Joiner, Mover and Leaver processes are complex to manage and often require multiple manual steps. Mycelium enables HR information to be combined, to show when people have joined, when they move and when they have left an organisation, with application data showing users, access times and roles. This data can then show what systems a leaver has access to and therefore what should be disabled. The mover reporting will highlight if someone has moved role and needs access removed or provided as a result of this, and a new joiner will have a clearly identified set of initial access they require for their role.
Logical Access Management – Toxic Combinations
As individuals move around large organisations they often retain or inherit access. This can result in them having inappropriate and/or incorrect access to multiple systems, which can be a security, audit, confidentiality and GDPR risk. Using the same sets of data as the Joiner, Mover and Leaver process, and adding level of data around the designated security roles within the applications, it is possible to identify these security breaches. Each individual will have a fingerprint of access, and by overlapping these fingerprints it is possible to identify standard access groups, and outliers. These can be built from the data as it is collected and will provide starting points for security teams to confirm whether an individual has the correct access.
Visibility and current data are key to identification of storage utilisation and therefore strategic cost reduction
Mycelium enables greater visibility in the management of both block (SAN) and file (NAS) infrastructures. This allows analysis at both an individual micro level, and within the context of the overall macro IT strategy, and therefore provides actual data on which decisions around investment and cloud migration can then be made.
Block storage is generally used to support database or large structured data loads. A single SAN device might support dozens of servers, and hundreds of storage volumes. To provide a full picture of how this storage is actually used requires input from the SANs, the servers, and the databases, as well as locational, application and organisational data to give context.
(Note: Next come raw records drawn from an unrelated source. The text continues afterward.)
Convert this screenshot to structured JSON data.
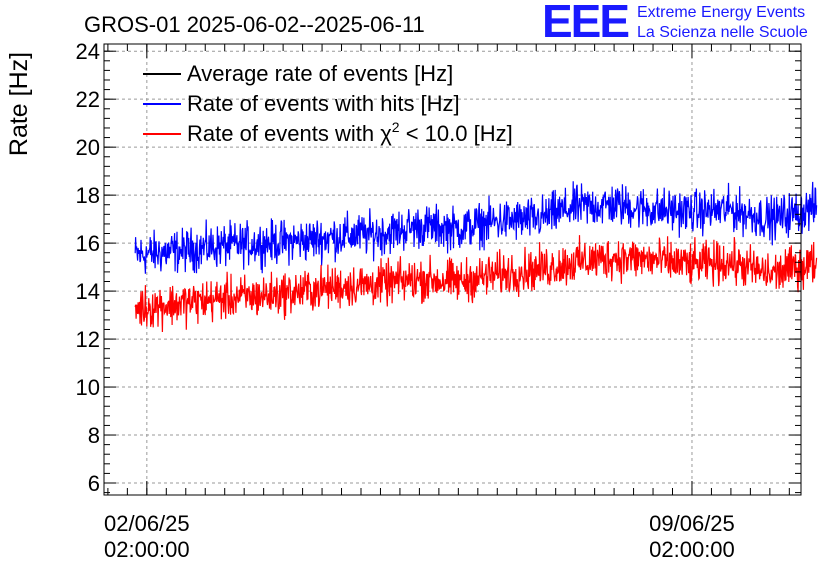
{
  "chart_data": {
    "type": "line",
    "title": "GROS-01 2025-06-02--2025-06-11",
    "ylabel": "Rate [Hz]",
    "xlabel": "",
    "ylim": [
      5.5,
      24.3
    ],
    "yticks": [
      6,
      8,
      10,
      12,
      14,
      16,
      18,
      20,
      22,
      24
    ],
    "xlim_days": [
      -0.55,
      8.4
    ],
    "xticks": [
      {
        "day": 0,
        "date": "02/06/25",
        "time": "02:00:00"
      },
      {
        "day": 7,
        "date": "09/06/25",
        "time": "02:00:00"
      }
    ],
    "grid": true,
    "legend_position": "top-left",
    "series": [
      {
        "name": "Average rate of events [Hz]",
        "color": "#000000",
        "values": []
      },
      {
        "name": "Rate of events with hits [Hz]",
        "color": "#0000ff",
        "x_days": [
          -0.15,
          0.5,
          1.0,
          1.5,
          2.0,
          2.5,
          3.0,
          3.5,
          4.0,
          4.5,
          5.0,
          5.5,
          6.0,
          6.5,
          7.0,
          7.5,
          8.0,
          8.6
        ],
        "values": [
          15.5,
          15.7,
          15.9,
          16.0,
          16.1,
          16.3,
          16.4,
          16.7,
          16.6,
          16.9,
          17.0,
          17.5,
          17.6,
          17.4,
          17.3,
          17.4,
          17.0,
          17.5
        ],
        "spread": 0.8
      },
      {
        "name": "Rate of events with χ² < 10.0 [Hz]",
        "color": "#ff0000",
        "x_days": [
          -0.15,
          0.5,
          1.0,
          1.5,
          2.0,
          2.5,
          3.0,
          3.5,
          4.0,
          4.5,
          5.0,
          5.5,
          6.0,
          6.5,
          7.0,
          7.5,
          8.0,
          8.6
        ],
        "values": [
          13.3,
          13.5,
          13.7,
          13.8,
          14.0,
          14.2,
          14.3,
          14.5,
          14.4,
          14.7,
          14.9,
          15.2,
          15.4,
          15.3,
          15.1,
          15.2,
          14.7,
          15.2
        ],
        "spread": 0.8
      }
    ],
    "legend": {
      "avg_label": "Average rate of events [Hz]",
      "hits_label": "Rate of events with hits [Hz]",
      "chi_prefix": "Rate of events with ",
      "chi_symbol": "χ",
      "chi_exp": "2",
      "chi_suffix": " < 10.0 [Hz]"
    }
  },
  "logo": {
    "mark": "EEE",
    "line1": "Extreme Energy Events",
    "line2": "La Scienza nelle Scuole",
    "color": "#1a1aff"
  }
}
Mycelium can consume all of these data sources, even if the data is incomplete, and map and link it to build a comprehensive model. This will help identify the real utilisation at a business data level, and therefore inform the policy decisions to improve overall usage of the asset and reduce cost.
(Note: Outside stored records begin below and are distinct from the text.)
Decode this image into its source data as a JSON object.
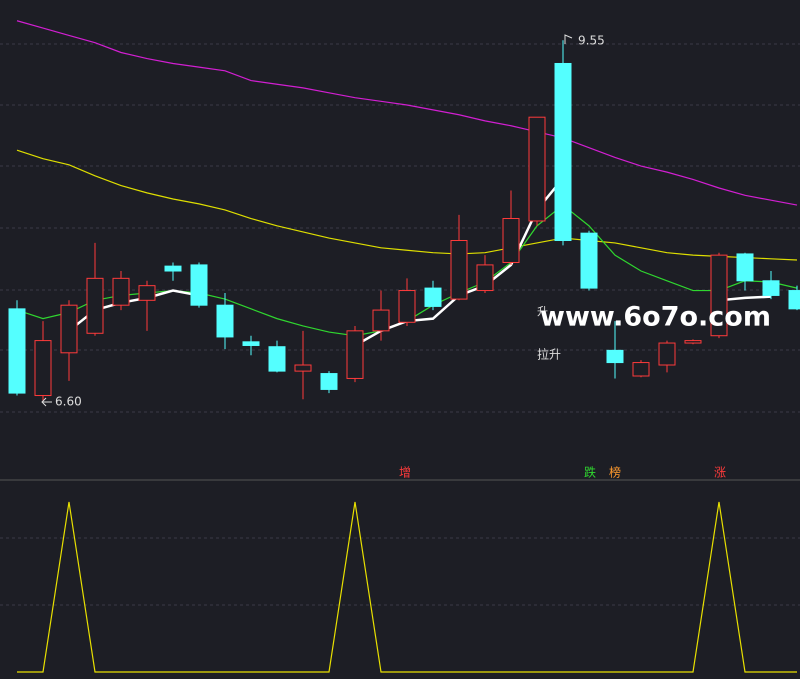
{
  "chart_data": [
    {
      "type": "candlestick",
      "ylim": [
        6.03,
        9.88
      ],
      "up_color": "#ff3b3b",
      "down_color": "#54ffff",
      "open": [
        7.35,
        6.64,
        6.99,
        7.15,
        7.38,
        7.42,
        7.7,
        7.71,
        7.38,
        7.08,
        7.04,
        6.84,
        6.82,
        6.78,
        7.17,
        7.24,
        7.52,
        7.43,
        7.5,
        7.73,
        8.07,
        9.36,
        7.97,
        7.01,
        6.8,
        6.89,
        7.07,
        7.13,
        7.8,
        7.58,
        7.5
      ],
      "high": [
        7.42,
        7.25,
        7.42,
        7.89,
        7.66,
        7.58,
        7.73,
        7.73,
        7.48,
        7.13,
        7.09,
        7.17,
        6.84,
        7.21,
        7.5,
        7.6,
        7.58,
        8.12,
        7.79,
        8.32,
        8.92,
        9.55,
        7.99,
        7.25,
        6.93,
        7.09,
        7.1,
        7.81,
        7.81,
        7.66,
        7.54
      ],
      "low": [
        6.64,
        6.6,
        6.76,
        7.13,
        7.34,
        7.17,
        7.58,
        7.36,
        7.02,
        6.97,
        6.83,
        6.61,
        6.66,
        6.75,
        7.09,
        7.21,
        7.34,
        7.42,
        7.48,
        7.71,
        8.03,
        7.87,
        7.5,
        6.78,
        6.79,
        6.83,
        7.06,
        7.11,
        7.5,
        7.43,
        7.34
      ],
      "close": [
        6.66,
        7.09,
        7.38,
        7.6,
        7.6,
        7.54,
        7.66,
        7.38,
        7.12,
        7.05,
        6.84,
        6.89,
        6.69,
        7.17,
        7.34,
        7.5,
        7.37,
        7.91,
        7.71,
        8.09,
        8.92,
        7.91,
        7.52,
        6.91,
        6.91,
        7.07,
        7.09,
        7.79,
        7.58,
        7.46,
        7.35
      ],
      "series": [
        {
          "color": "#d21fd2",
          "values": [
            9.71,
            9.65,
            9.59,
            9.53,
            9.45,
            9.4,
            9.36,
            9.33,
            9.3,
            9.22,
            9.19,
            9.16,
            9.12,
            9.08,
            9.05,
            9.02,
            8.98,
            8.94,
            8.89,
            8.85,
            8.8,
            8.75,
            8.67,
            8.59,
            8.52,
            8.47,
            8.41,
            8.34,
            8.28,
            8.24,
            8.2
          ]
        },
        {
          "color": "#dede00",
          "values": [
            8.65,
            8.58,
            8.53,
            8.44,
            8.36,
            8.3,
            8.25,
            8.21,
            8.16,
            8.09,
            8.03,
            7.98,
            7.93,
            7.89,
            7.85,
            7.83,
            7.81,
            7.8,
            7.81,
            7.85,
            7.89,
            7.93,
            7.91,
            7.89,
            7.85,
            7.81,
            7.79,
            7.78,
            7.77,
            7.76,
            7.75
          ]
        },
        {
          "color": "#2fd62f",
          "values": [
            7.34,
            7.27,
            7.32,
            7.42,
            7.46,
            7.48,
            7.5,
            7.48,
            7.43,
            7.35,
            7.27,
            7.21,
            7.16,
            7.13,
            7.17,
            7.25,
            7.38,
            7.48,
            7.57,
            7.73,
            8.03,
            8.2,
            8.03,
            7.79,
            7.66,
            7.58,
            7.5,
            7.5,
            7.58,
            7.57,
            7.52
          ]
        },
        {
          "color": "#ffffff",
          "values": [
            null,
            null,
            7.17,
            7.34,
            7.4,
            7.44,
            7.5,
            7.46,
            null,
            null,
            null,
            null,
            null,
            7.05,
            7.17,
            7.25,
            7.27,
            7.46,
            7.54,
            7.71,
            8.16,
            8.42,
            null,
            null,
            null,
            null,
            null,
            7.42,
            7.44,
            7.45,
            null
          ]
        }
      ],
      "annotations": [
        "9.55",
        "6.60",
        "升",
        "拉升",
        "www.6o7o.com"
      ],
      "signals": [
        {
          "text": "增",
          "color": "#ff3b3b"
        },
        {
          "text": "跌",
          "color": "#2fd62f"
        },
        {
          "text": "榜",
          "color": "#ff9a2e"
        },
        {
          "text": "涨",
          "color": "#ff3b3b"
        }
      ]
    },
    {
      "type": "line",
      "ylim": [
        0,
        1
      ],
      "color": "#e8e000",
      "values": [
        0,
        0,
        1,
        0,
        0,
        0,
        0,
        0,
        0,
        0,
        0,
        0,
        0,
        1,
        0,
        0,
        0,
        0,
        0,
        0,
        0,
        0,
        0,
        0,
        0,
        0,
        0,
        1,
        0,
        0,
        0
      ]
    }
  ]
}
Unstructured filesystem data, usually held on NAS infrastructure, is difficult to manage, but in big organisations it becomes impossible, with growth unchecked, security unmonitored and the impact of outages unknown. Mycelium ties together data from the filesystems, the underlying storage, the operating system and HR to provide an overall view of who owns what and where. This enables teams to identify who is using the storage, whether this storage is appropriate, and allows individuals to judge which files should be retained.
In both cases this data can be further enriched with cost information to support a cost model, and strategic analysis to support and inform the business cases for often complex programmes to modernise and optimise storage infrastructure.
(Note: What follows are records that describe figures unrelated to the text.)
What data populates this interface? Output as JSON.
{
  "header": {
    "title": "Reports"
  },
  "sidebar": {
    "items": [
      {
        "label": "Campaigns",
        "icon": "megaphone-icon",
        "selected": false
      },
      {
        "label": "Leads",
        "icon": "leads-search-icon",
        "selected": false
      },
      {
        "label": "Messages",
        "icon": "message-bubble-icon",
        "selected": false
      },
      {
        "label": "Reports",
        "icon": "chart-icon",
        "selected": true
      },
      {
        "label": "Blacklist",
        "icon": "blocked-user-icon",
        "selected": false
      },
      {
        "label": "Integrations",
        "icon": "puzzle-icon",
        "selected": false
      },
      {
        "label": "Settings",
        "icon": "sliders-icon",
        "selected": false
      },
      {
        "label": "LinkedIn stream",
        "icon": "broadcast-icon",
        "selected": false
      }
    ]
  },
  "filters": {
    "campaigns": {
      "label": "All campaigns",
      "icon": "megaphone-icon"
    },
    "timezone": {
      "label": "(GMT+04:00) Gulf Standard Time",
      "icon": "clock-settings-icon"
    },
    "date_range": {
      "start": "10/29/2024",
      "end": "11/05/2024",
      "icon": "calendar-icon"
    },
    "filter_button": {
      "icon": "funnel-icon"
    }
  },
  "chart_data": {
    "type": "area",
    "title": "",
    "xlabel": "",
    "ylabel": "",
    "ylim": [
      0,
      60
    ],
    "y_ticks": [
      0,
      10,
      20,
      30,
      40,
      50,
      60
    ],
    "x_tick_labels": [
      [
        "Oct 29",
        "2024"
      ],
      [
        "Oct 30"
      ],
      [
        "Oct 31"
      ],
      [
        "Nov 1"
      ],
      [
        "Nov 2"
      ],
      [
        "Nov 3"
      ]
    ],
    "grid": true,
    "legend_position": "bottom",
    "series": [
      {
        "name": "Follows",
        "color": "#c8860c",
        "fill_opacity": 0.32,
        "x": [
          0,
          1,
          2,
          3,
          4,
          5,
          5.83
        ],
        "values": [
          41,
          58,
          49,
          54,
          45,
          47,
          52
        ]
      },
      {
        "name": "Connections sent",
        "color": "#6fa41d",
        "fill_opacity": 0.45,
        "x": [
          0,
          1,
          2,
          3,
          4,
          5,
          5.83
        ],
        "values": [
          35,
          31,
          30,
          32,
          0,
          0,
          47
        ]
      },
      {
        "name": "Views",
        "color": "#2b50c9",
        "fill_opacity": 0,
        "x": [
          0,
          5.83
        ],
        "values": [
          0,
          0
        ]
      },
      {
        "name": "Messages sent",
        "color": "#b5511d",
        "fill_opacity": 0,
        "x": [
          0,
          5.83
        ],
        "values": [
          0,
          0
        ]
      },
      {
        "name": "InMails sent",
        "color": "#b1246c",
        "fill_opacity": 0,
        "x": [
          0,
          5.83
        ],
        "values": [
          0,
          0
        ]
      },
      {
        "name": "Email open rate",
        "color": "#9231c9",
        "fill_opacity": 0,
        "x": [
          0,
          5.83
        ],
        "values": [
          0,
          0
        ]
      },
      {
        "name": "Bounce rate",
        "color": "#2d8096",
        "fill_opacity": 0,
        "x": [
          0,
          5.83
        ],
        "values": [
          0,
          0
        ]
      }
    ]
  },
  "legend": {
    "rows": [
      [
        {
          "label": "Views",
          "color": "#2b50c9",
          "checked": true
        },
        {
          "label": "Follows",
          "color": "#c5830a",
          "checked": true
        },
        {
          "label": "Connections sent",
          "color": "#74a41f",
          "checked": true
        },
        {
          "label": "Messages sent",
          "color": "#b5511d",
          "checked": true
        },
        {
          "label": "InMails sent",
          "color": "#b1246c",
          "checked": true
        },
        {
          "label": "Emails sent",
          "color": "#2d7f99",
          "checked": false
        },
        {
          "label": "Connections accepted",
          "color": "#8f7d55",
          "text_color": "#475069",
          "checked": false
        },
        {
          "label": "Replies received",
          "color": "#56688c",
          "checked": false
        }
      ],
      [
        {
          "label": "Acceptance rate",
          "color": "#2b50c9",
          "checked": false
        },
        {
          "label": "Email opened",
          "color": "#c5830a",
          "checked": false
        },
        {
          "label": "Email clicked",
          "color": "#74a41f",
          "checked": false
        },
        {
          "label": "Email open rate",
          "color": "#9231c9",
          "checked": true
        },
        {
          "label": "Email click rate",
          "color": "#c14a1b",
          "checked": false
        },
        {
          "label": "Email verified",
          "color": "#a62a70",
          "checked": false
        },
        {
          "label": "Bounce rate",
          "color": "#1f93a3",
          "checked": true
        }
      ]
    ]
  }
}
Transparency of the DevOps process drives performance enhancement and business confidence
The visualisation of DevOps provides transparency and quantification of the actual impact development has on production environments. Mycelium takes data from all the systems involved in a traditional DevOps set up and combines the meta-data to provide end to end visibility of the process. This allows analysis of developer productivity, testing effectiveness and impact of production releases.
In the DevOps paradigm it is critical to know if development teams are actually delivering efficiently. By tying the original requests, the code commits, testing runs and production incidents, Mycelium enables identification of the most useful code (and the least useful), the code which has been tested thoroughly (and that which hasn?t), and which has the least negative impact on release into the production environment (and that which has the most), and how long it took to produce. It also allows a tie back of the changes made to the original requests from the business users. This enables business users to have visibility of the process, and also allows for a higher velocity of change, with lower negative impact and greater functional delivery.
Much of the DevOps focus is around automation in the development sphere. Mycelium brings visibility and transparency and therefore balance to the debate, highlighting the production and operational sides of the IT lifecycle.
You can’t manage, what you can’t measure. You can’t measure, what you can’t see. Mycelium aggregates your meta-data providing visibility and metrics, allowing cost reduction, risk mitigation and resource optimisation.